Editor's Note: The following is a report on the practical applications of Ron Deal’s new book The Smart Stepfamily: 7 Steps to a Healthy Family (Bethany House Publishers, 2014).

The process of building a stepfamily after remarriage is more challenging than building a biological family. You’ll likely feel mixed emotions: excitement about starting married life with your new spouse, but disillusionment from the stressful demands it involves.

Many stepfamilies don’t survive; they give up on the process when it becomes too difficult for them. But it is possible to build a healthy stepfamily. The key is relying on God to help you during the process. Here’s how:

Ask God to heal pain from your past. Whether your past marriage ended through death or divorce, you and your children have gone through significant pain that will affect your current attitudes and actions – damaging your stepfamily – if you don’t pursue healing for it. Be encouraged that God can redeem even the worst suffering that you and your family have gone through. Place your trust in God to guide you through the healing process, which may include: praying about each of your specific concerns, talking with some caring people you trust, keeping a journal to record healing insights that God gives you, pursuing professional counseling, etc. Choose to believe that you can overcome your past pain and enjoy a healthy life with your stepfamily moving forward.

Develop key qualities that will help you create a healthy stepfamily life together. Those qualities are: spiritual integrity and Christlikeness (living honest and faithful lives in which you all are gradually growing to become more like Jesus Christ), listening (paying careful attention to what each family member has to say), understanding (getting to know each other’s perspectives), perseverance (relying on God to help you all get through difficulties well), commitment (deciding to love, honor, and cherish each other for a lifetime), patience (not rushing your stepfamily’s integration; allowing enough time – usually five to seven years – to develop authentically close relationships), flexibility (opening yourselves up to creative solutions to problems), and humor (not taking yourselves or your lives too seriously so you can gain an accurate perspective on your circumstances).
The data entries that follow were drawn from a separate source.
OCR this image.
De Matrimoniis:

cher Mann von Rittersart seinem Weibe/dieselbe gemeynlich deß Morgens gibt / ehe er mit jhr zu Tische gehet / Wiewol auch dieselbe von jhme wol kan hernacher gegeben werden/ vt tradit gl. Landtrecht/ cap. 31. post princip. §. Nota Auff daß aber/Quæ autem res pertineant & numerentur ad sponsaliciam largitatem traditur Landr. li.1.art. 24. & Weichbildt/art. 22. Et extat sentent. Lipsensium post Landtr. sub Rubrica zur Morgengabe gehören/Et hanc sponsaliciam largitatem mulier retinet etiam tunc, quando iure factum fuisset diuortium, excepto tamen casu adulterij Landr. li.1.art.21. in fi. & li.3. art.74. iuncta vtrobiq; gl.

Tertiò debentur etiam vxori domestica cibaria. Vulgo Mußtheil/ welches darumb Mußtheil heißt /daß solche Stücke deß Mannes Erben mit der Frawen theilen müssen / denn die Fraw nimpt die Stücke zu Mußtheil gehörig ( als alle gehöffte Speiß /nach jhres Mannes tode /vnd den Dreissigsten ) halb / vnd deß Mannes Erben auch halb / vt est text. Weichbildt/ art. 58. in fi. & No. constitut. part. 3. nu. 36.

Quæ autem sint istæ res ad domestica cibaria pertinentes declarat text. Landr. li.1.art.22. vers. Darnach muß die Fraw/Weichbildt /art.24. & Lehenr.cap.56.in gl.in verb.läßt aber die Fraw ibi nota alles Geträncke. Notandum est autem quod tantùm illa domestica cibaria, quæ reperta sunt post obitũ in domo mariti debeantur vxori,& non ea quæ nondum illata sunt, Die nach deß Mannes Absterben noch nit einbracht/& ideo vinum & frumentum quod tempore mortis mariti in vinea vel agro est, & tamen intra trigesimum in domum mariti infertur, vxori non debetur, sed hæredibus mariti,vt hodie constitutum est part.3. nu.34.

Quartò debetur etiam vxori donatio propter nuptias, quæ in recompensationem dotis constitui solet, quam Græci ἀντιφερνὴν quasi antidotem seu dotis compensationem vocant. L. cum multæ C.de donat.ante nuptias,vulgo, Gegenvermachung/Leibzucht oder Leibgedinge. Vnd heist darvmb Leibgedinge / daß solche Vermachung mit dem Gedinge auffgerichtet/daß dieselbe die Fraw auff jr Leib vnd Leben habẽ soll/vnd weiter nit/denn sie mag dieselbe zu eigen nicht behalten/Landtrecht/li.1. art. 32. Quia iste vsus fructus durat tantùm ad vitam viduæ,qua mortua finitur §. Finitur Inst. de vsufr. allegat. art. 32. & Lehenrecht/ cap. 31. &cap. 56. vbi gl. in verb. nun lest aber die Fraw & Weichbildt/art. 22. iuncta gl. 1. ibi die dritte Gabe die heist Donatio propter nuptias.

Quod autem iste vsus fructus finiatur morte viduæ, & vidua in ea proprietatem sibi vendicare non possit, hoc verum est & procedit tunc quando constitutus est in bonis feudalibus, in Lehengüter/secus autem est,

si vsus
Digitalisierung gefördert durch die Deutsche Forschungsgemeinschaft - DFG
Discover a redemptive God together. Rely on God to give you and your family the love, forgiveness, strength, and direction you’ll need for your journey together. Take an honest look at how strong you and your spouse’s relationships with Jesus are. Once you identify specific ways in which you can grow closer to Jesus (such as praying more or repenting of a certain sin), devote yourselves to doing so. Seek a deeper knowledge of God’s Word and will for your life together. Make your relationship with Jesus your top priority, and revolve your marriage and family around it.

Adjust your expectations. Ask the Holy Spirit to help you recognize unrealistic expectations in your marriage and parenting relationships and adjust them to reality. Expect that it will be a slow process for stepfamily members to get used to new living conditions, feel a sense of belonging, and build genuinely close relationships with each other. Be patient, instead of trying to rush the process or force or pressure family members to act like a close family before they’re truly ready. Relax and trust God to lead you day by day.